Tout comme en France, les agitateurs, également vêtus de noir et cagoulés, venaient en partie de pays étrangers, en particulier de dictatures populistes d’Amérique latine que je m’abstiendrai de nommer.
Étonnamment, les mêmes types de révolte avec les mêmes méthodes ont éclaté en parallèle dans les autres démocraties d’Amérique latine, la Bolivie (ou le président s’est enfui au Mexique), la Colombie et l’Équateur.
Il apparaît donc clairement une volonté externe de déstabiliser ces démocraties pacifiques.
La police et l’armée (les Carabineros, l’équivalent de nos CRS) se sont trouvés désemparés face à l’extrême violence des manifestants, tout comme à Paris lors des premiers évènements des Champs Elysées, et admettent d’avoir sur-réagi. Les services de renseignements ont été particulièrement inefficaces, après avoir été progressivement décapités par les différents gouvernements qui ont suivi la dictature militaire, en réaction à un précédent excès de pouvoir de ces mêmes services. Le 25 novembre, le gouvernement obtient la collaboration des polices de Grande Bretagne, de France et d’Espagne pour y remettre un peu d’ordre et réorganiser les forces chargées du maintien de l’ordre.
La constitution de 1980, écrite par les militaires et largement réformée en 2005, semble être le point commun des contestations, dans un désir de plus de droits pour le citoyen. Tous les partis politiques sauf un s’étant mis d’accord pour proposer un référendum en avril prochain portant sur sa réécriture, la situation s’est progressivement calmée mais pas totalement, car le principal parti de la gauche dure, à l’origine de cette explosion de violence, n’a pas encore accepté les modalités de ce scrutin. Position difficile à soutenir, la population étant las de ces brutalités qui ne correspondent pas à l’esprit de ce pays. À un mois des vacances d’été et des pertes de salaires suites aux grèves à répétition, l’euphorie se confronte avec la réalité. Depuis début décembre, il n’y a plus aucun barrage ni pillage, les universités ont fermé en créant une forme d’examens virtuels pour passer à l’année suivante (tous promus !), les écoles organisent les rituelles remises des prix en grande pompe et uniforme, un peu comme en France dans les années ’50. Un plaisir pour moi de revivre ces traditions, les souvenirs profonds refont surface, parfois même les parfums, le verre de lait sur les bancs (Mendès France), les encriers, il ne manque que la plume Sergent Major.

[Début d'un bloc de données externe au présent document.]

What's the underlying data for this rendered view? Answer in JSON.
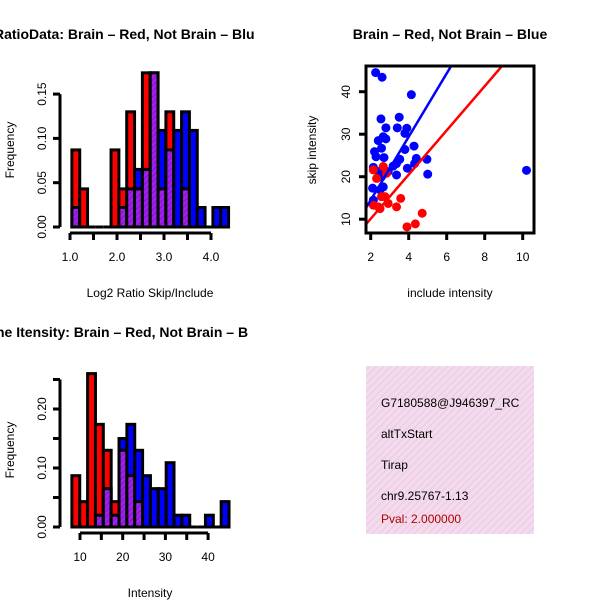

L’interview d’une artiste pop « engagée », Mon Laferte, au sujet des interventions policières du 18 octobre, est assez significative du niveau de provocation et de l’impuissance du gouvernement (La Cuarta du 25/11) : « Est-ce qu’il te semble que mettre le feu à un supermarché, qui est couvert par une assurance, qui est une entreprise multinationale millionnaire, est plus importante que la vie des gens ? Que cela vaut la peine de faire intervenir les militaires dans la rue pour réprimer le peuple pour un bien matériel ? Pour un bien que l’on nous a volé pendant toute la vie ? ». Une vieille rhétorique marxiste-léniniste centenaire aujourd’hui totalement anachronique. Et pour conclure son intervention incendiaire, elle ajoute « Il y aurait beaucoup de cas où cette même police et ces mêmes militaires furent ceux-là mêmes qui mirent le feu ». Et n’a pas hésité à exhiber sa belle poitrine lors de la cérémonie des Grammy avec l’inscription « Au Chili, on torture, on viole, on tue ». Dans notre pays, de telles affirmations auraient déclenché une arrestation immédiate, mais dans ce pays fondamentalement pacifique, le gouvernement se contente d’étudier « une éventuelle poursuite en justice ».